Остальные двое смотрят на него с жалостью. Шломо явно совсем расхворался. Сможет ли он держать язык за зубами?
– Человека… – беззаботно повторяет краснощекий. – Во время погромов у нас дома, с девятнадцатого по двадцать первый, беляки убили примерно шестьдесят тысяч евреев, не спрашивайте как. Шварцбарт расквитался за это с гадом Петлюрой, и мир его оправдал. Причем Петлюра-то был просто украинский гой – что он знал о нас? А этот – один из нас, он совершенно точно знает, что здесь наш последний шанс, и все равно продает нас арабам. Надеюсь, Шломо, в случае чего ты будешь держать язык за зубами.
Шломо молчит, только кивает. Конечно, само собой. В душе у него много возражений против затеи, он хочет переубедить друзей и смог бы, ведь мысли его совершенно ясны. Но странным образом говорить нет сил. Недомогание и жара слишком ему докучают.

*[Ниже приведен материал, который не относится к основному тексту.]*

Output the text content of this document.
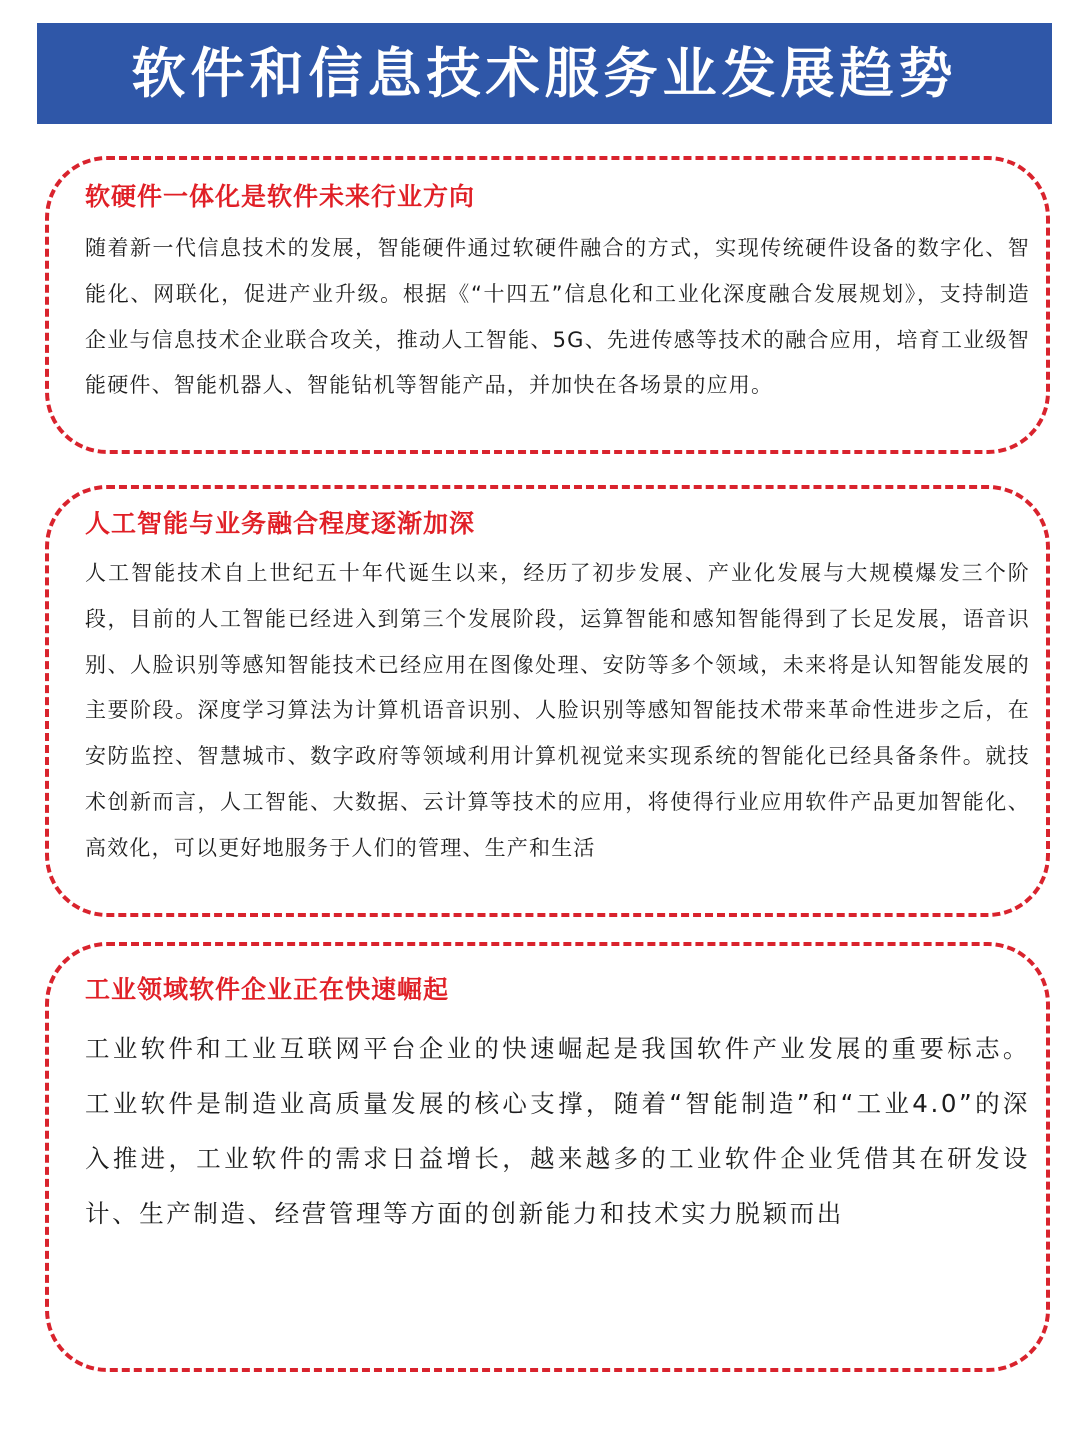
软件和信息技术服务业发展趋势
软硬件一体化是软件未来行业方向

随着新一代信息技术的发展，智能硬件通过软硬件融合的方式，实现传统硬件设备的数字化、智能化、网联化，促进产业升级。根据《“十四五”信息化和工业化深度融合发展规划》，支持制造企业与信息技术企业联合攻关，推动人工智能、5G、先进传感等技术的融合应用，培育工业级智能硬件、智能机器人、智能钻机等智能产品，并加快在各场景的应用。

人工智能与业务融合程度逐渐加深

人工智能技术自上世纪五十年代诞生以来，经历了初步发展、产业化发展与大规模爆发三个阶段，目前的人工智能已经进入到第三个发展阶段，运算智能和感知智能得到了长足发展，语音识别、人脸识别等感知智能技术已经应用在图像处理、安防等多个领域，未来将是认知智能发展的主要阶段。深度学习算法为计算机语音识别、人脸识别等感知智能技术带来革命性进步之后，在安防监控、智慧城市、数字政府等领域利用计算机视觉来实现系统的智能化已经具备条件。就技术创新而言，人工智能、大数据、云计算等技术的应用，将使得行业应用软件产品更加智能化、高效化，可以更好地服务于人们的管理、生产和生活

工业领域软件企业正在快速崛起

工业软件和工业互联网平台企业的快速崛起是我国软件产业发展的重要标志。工业软件是制造业高质量发展的核心支撑，随着“智能制造”和“工业4.0”的深入推进，工业软件的需求日益增长，越来越多的工业软件企业凭借其在研发设计、生产制造、经营管理等方面的创新能力和技术实力脱颖而出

Только бы пережить лето, тогда он будет спасен…
– Огромная честь – совершить такое деяние, – торжественно произносит чернявый крепыш, – сам не знаю, почему уступаю эту честь тебе, Мендель.
– Всему есть свои причины, – спокойно замечает блондин. – Может, я ненавижу его еще больше, чем ты. – Его негромкая речь и сонные глаза каким-то образом превозмогают напор чернявого. Невзрачный, он не привлекает внимания, такого не поймаешь. – Я сбежал от набожного отца, – вдруг сообщает он ни с того ни с сего. – Знать его больше не желаю и надеюсь, что сумею выписать сюда мать и сестру. Давай мне эту штуковину.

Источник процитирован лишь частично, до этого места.